The Cabrini Mission Foundation continues to support Mother Cabrini’s ministry by supporting efforts to care for immigrants, such as New York’s Cabrini Immigrant Services, and working with various ministries and groups to aid refugees and migrants on either side of the U.S.-Mexico border.

Sister Pietrina said the world’s challenges in the 21st century are even more challenging than they were for Mother Cabrini in the 20th century. 

 “You could argue displaced people is the biggest issue in the world right now,” Christopher LaBianco, the foundation’s executive director, added. As a result of global poverty, military conflicts and changing climates making regions unsustainable to live in, he told the Register, “There are more displaced people now than probably any other time in global history.”

According to the United Nations Refugee Agency (also known as UNHCR), more than 82 million people have been forcibly displaced from their homelands. The numbers of displaced have increased year after year since 2011. 

Sister Pietrina said the Cabrini Mission Foundation allows them to support the work of Mother Cabrini, especially in areas where their sisters cannot be present. 

 

For the Love of Jesus

In New York City, the St. Frances Xavier Cabrini Shrine is celebrating the 75th anniversary of Mother Cabrini’s canonization with five Masses in four different languages. And the shrine provides Catholics an opportunity to discover for themselves the charism of Mother Cabrini. 

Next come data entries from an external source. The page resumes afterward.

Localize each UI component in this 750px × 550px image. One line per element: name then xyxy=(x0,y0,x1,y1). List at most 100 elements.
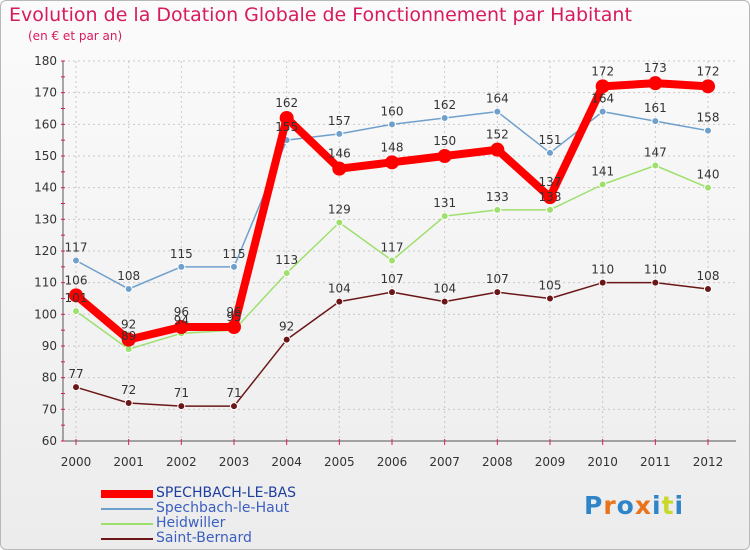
x-tick-label: 2007 xyxy=(429,455,460,469)
data-point xyxy=(598,278,607,287)
data-point xyxy=(72,383,80,392)
data-label: 110 xyxy=(591,263,614,277)
data-label: 113 xyxy=(275,253,298,267)
data-point xyxy=(388,256,396,265)
data-label: 117 xyxy=(65,241,88,255)
proxiti-logo: Proxiti xyxy=(584,491,684,520)
data-label: 92 xyxy=(279,320,294,334)
y-tick-label: 130 xyxy=(34,212,57,226)
data-point xyxy=(72,307,80,316)
data-label: 147 xyxy=(644,146,667,160)
y-tick-label: 100 xyxy=(34,307,57,321)
x-tick-label: 2008 xyxy=(482,455,513,469)
data-point xyxy=(704,285,712,293)
data-point xyxy=(177,262,186,271)
data-label: 89 xyxy=(121,329,136,343)
grid xyxy=(63,60,736,442)
data-label: 157 xyxy=(328,114,351,128)
logo-letter: x xyxy=(634,491,652,520)
x-tick-label: 2006 xyxy=(377,455,408,469)
data-label: 72 xyxy=(121,383,136,397)
y-tick-label: 80 xyxy=(42,371,57,385)
logo-letter: o xyxy=(616,491,635,520)
y-tick-label: 150 xyxy=(34,149,57,163)
data-point xyxy=(69,288,83,303)
data-label: 162 xyxy=(433,98,456,112)
data-label: 107 xyxy=(381,272,404,286)
data-point xyxy=(651,278,660,287)
data-point xyxy=(598,107,607,116)
y-tick-label: 120 xyxy=(34,244,57,258)
data-point xyxy=(388,120,396,129)
data-point xyxy=(701,79,715,94)
legend-label: Spechbach-le-Haut xyxy=(156,500,290,516)
x-tick-label: 2004 xyxy=(271,455,302,469)
data-point xyxy=(493,288,502,297)
data-point xyxy=(546,148,554,157)
data-point xyxy=(651,117,660,126)
data-label: 95 xyxy=(226,310,241,324)
data-point xyxy=(598,180,607,189)
data-point xyxy=(546,205,554,214)
data-point xyxy=(493,107,502,116)
data-label: 148 xyxy=(381,140,404,154)
data-label: 94 xyxy=(174,313,189,327)
data-label: 117 xyxy=(381,241,404,255)
y-tick-label: 110 xyxy=(34,276,57,290)
data-label: 108 xyxy=(117,269,140,283)
data-label: 71 xyxy=(226,386,241,400)
data-label: 104 xyxy=(433,282,456,296)
data-label: 110 xyxy=(644,263,667,277)
x-tick-label: 2001 xyxy=(113,455,144,469)
data-point xyxy=(282,269,291,278)
legend-swatch xyxy=(101,508,153,510)
y-tick-label: 90 xyxy=(42,339,57,353)
data-label: 71 xyxy=(174,386,189,400)
data-label: 96 xyxy=(226,305,241,319)
data-point xyxy=(230,402,238,411)
data-point xyxy=(177,402,186,411)
data-point xyxy=(279,111,294,125)
data-label: 152 xyxy=(486,128,509,142)
data-point xyxy=(124,399,133,407)
data-point xyxy=(335,218,344,227)
y-tick-label: 180 xyxy=(34,54,57,68)
data-point xyxy=(332,161,347,176)
data-label: 140 xyxy=(697,168,720,182)
y-tick-label: 70 xyxy=(42,402,57,416)
data-point xyxy=(385,155,399,170)
data-label: 173 xyxy=(644,61,667,75)
data-label: 133 xyxy=(539,190,562,204)
x-tick-label: 2000 xyxy=(61,455,92,469)
logo-letter: t xyxy=(661,491,675,520)
data-point xyxy=(174,320,189,334)
data-point xyxy=(335,129,344,138)
data-label: 105 xyxy=(539,279,562,293)
data-point xyxy=(437,149,452,163)
y-tick-label: 60 xyxy=(42,434,57,448)
legend-label: SPECHBACH-LE-BAS xyxy=(156,485,297,501)
data-label: 161 xyxy=(644,101,667,115)
data-label: 108 xyxy=(697,269,720,283)
data-label: 129 xyxy=(328,203,351,217)
data-point xyxy=(546,294,554,303)
data-label: 77 xyxy=(68,367,83,381)
data-label: 150 xyxy=(433,134,456,148)
data-point xyxy=(227,320,241,334)
legend-swatch xyxy=(101,523,153,525)
data-label: 133 xyxy=(486,190,509,204)
x-tick-label: 2005 xyxy=(324,455,355,469)
data-label: 137 xyxy=(539,175,562,189)
data-label: 101 xyxy=(65,291,88,305)
y-tick-label: 170 xyxy=(34,86,57,100)
x-tick-label: 2009 xyxy=(535,455,566,469)
x-tick-label: 2003 xyxy=(219,455,250,469)
data-label: 151 xyxy=(539,133,562,147)
x-tick-label: 2002 xyxy=(166,455,197,469)
data-label: 96 xyxy=(174,305,189,319)
y-tick-label: 160 xyxy=(34,117,57,131)
data-point xyxy=(651,161,660,170)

Julia Attaway, executive director of the St. Frances Xavier Cabrini Shrine in New York, told the Register the shrine puts an emphasis on outreach, and since the COVID-19 pandemic restrictions lifted, the shrine has seen a massive amount of pilgrimages over the summer, including 19 pilgrimages in one week. Pilgrims learn about Mother Cabrini, the miracles that led to her beatification and canonization, and the ongoing testimonies of how Mother Cabrini has brought about favors in their lives through her intercessory prayer. 

“What she did was love Jesus. And all of that she did was the fruit of the love of Jesus,” Attaway said. “I think she can teach us a lot about how to think, in terms of helping others and serving others wherever we’re called — and to let God do the work."